So, are you selling the heifer calves?


----------



## Madsaw (Feb 26, 2008)

Bringing this up as I need to move some heifers. Got a 2month old on milk, 2 7 months and 2 breed heifers. Plus have other dairy crosses to sell also.
Thanks
Bob


----------



## francismilker (Jan 12, 2006)

Have I missed you posting the price on these girls? What are you asking?


----------



## Madsaw (Feb 26, 2008)

Well the price from youngest to oldest is. 200,300,350,600and 700.
I can get pics posted of the all in a day or so. The springers are just bagging good and are calm.
Bob


----------



## myheaven (Apr 14, 2006)

Madshaw where in wi are you? I havent asked dh but looking into the young heifer. I can keep the white park going. Dh is asleep but we are looking for heifers. Pm me please


----------



## Madsaw (Feb 26, 2008)

I am in the southwest corner. Little town called darlington.
I will pm you my phone number.
Thanks
Bob


----------



## francismilker (Jan 12, 2006)

FWIW, If someone has a way or idea of hauling that distance let me know. I'd be VERY interested in a couple of the heifers. I just can't make the hauling/shipping happen. Wisconsin is simply too far. If someone is already headed that way to make a pickup maybe we can work something out.


----------



## Madsaw (Feb 26, 2008)

MyHeaven
If you look at the pic in the posting on 7/02/12 that was the pic I took the morning I found Storm. She is the one you will be looking at tomorrow. So I was a bit off by the age of her. She is very spirited and sweet calf.
Francis
I will keep a ear out and see what I may find on this end. Take alook at Uship and see if there is anyone looking for something to haul out your way. PM which ones you are interested in.
Thanks
Bob


----------



## myheaven (Apr 14, 2006)

Well holly aka storm is disturbing the peace! She is vocal at this moment. Molly keeps mooing tO holly and vise versa. Now they are getting the calves into the Mix and the goats. She will settle down soon. Gave her a shot of b vitamin to help with the stress of the move. Boy did she yell when we stopped for gas! Strangers were talking to her. Lol. People get so concerned when a bovine bellers. She already respects the halter. That's good. Now to teach her to lead.


----------



## Madsaw (Feb 26, 2008)

MyHeaven,
It was great to meet you and your hubby the other day. I am glad Holly found a great home. Yeah I bet she was missing her bottle come night time.
If you want anymore just give me a call. I missed her for a few days. She always liked to be talked too when I feed hay.
Thanks
again
Bob


----------



## myheaven (Apr 14, 2006)

Well we got holly weaned. Whe have her with our holstine bull calf. He will be de Nutted when it gets cooler. I can't believe I'm saying that I the middle of November. Any who. Had the two separated today to clean their house and boy did that girl put up a stink about it!!! Oh how I desire for more heifers. I'm bad!


----------



## Madsaw (Feb 26, 2008)

myheaven said:


> Well we got holly weaned. Whe have her with our holstine bull calf. He will be de Nutted when it gets cooler. I can't believe I'm saying that I the middle of November. Any who. Had the two separated today to clean their house and boy did that girl put up a stink about it!!! Oh how I desire for more heifers. I'm bad!

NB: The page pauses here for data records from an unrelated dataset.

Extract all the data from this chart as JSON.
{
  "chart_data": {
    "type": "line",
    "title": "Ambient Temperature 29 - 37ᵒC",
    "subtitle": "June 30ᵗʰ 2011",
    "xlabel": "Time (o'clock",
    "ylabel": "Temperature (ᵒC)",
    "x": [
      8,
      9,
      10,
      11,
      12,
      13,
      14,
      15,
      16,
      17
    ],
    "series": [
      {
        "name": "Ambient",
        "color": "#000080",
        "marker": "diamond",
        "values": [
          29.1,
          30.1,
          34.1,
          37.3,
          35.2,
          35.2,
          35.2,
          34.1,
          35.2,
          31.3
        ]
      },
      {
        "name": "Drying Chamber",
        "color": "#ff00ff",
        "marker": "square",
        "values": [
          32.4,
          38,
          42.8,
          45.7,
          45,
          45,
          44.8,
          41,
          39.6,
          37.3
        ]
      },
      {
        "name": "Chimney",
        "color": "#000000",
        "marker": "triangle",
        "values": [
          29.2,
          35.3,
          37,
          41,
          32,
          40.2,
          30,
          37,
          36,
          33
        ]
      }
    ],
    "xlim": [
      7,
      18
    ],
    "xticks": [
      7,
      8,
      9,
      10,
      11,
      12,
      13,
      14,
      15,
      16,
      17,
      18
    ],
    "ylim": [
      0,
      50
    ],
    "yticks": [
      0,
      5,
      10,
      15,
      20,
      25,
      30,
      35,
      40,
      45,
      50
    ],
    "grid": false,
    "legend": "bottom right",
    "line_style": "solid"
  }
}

Well Holly might want you to come down and get Tank and maybe Princess too. Tank is being a stinker and wandering the farm any more. SHould be haveing a couple more of the whites calf in teh next month or so.
Bob


----------



## francismilker (Jan 12, 2006)

Madsaw said:


> Well Holly might want you to come down and get Tank and maybe Princess too. Tank is being a stinker and wandering the farm any more. SHould be haveing a couple more of the whites calf in teh next month or so.
> Bob


Does anyone got any suggestions on getting 2-4 head shipped? All I can find on the net is big box shippers that advertise hauling semi loads. Thanks.


----------



## Madsaw (Feb 26, 2008)

francismilker said:


> Does anyone got any suggestions on getting 2-4 head shipped? All I can find on the net is big box shippers that advertise hauling semi loads. Thanks.


PM me you address. I will do some checking on my end. Also I will list on uship.
thanks
Bob


----------



## francismilker (Jan 12, 2006)

Madsaw said:


> PM me you address. I will do some checking on my end. Also I will list on uship.
> thanks
> Bob


pm sent.


----------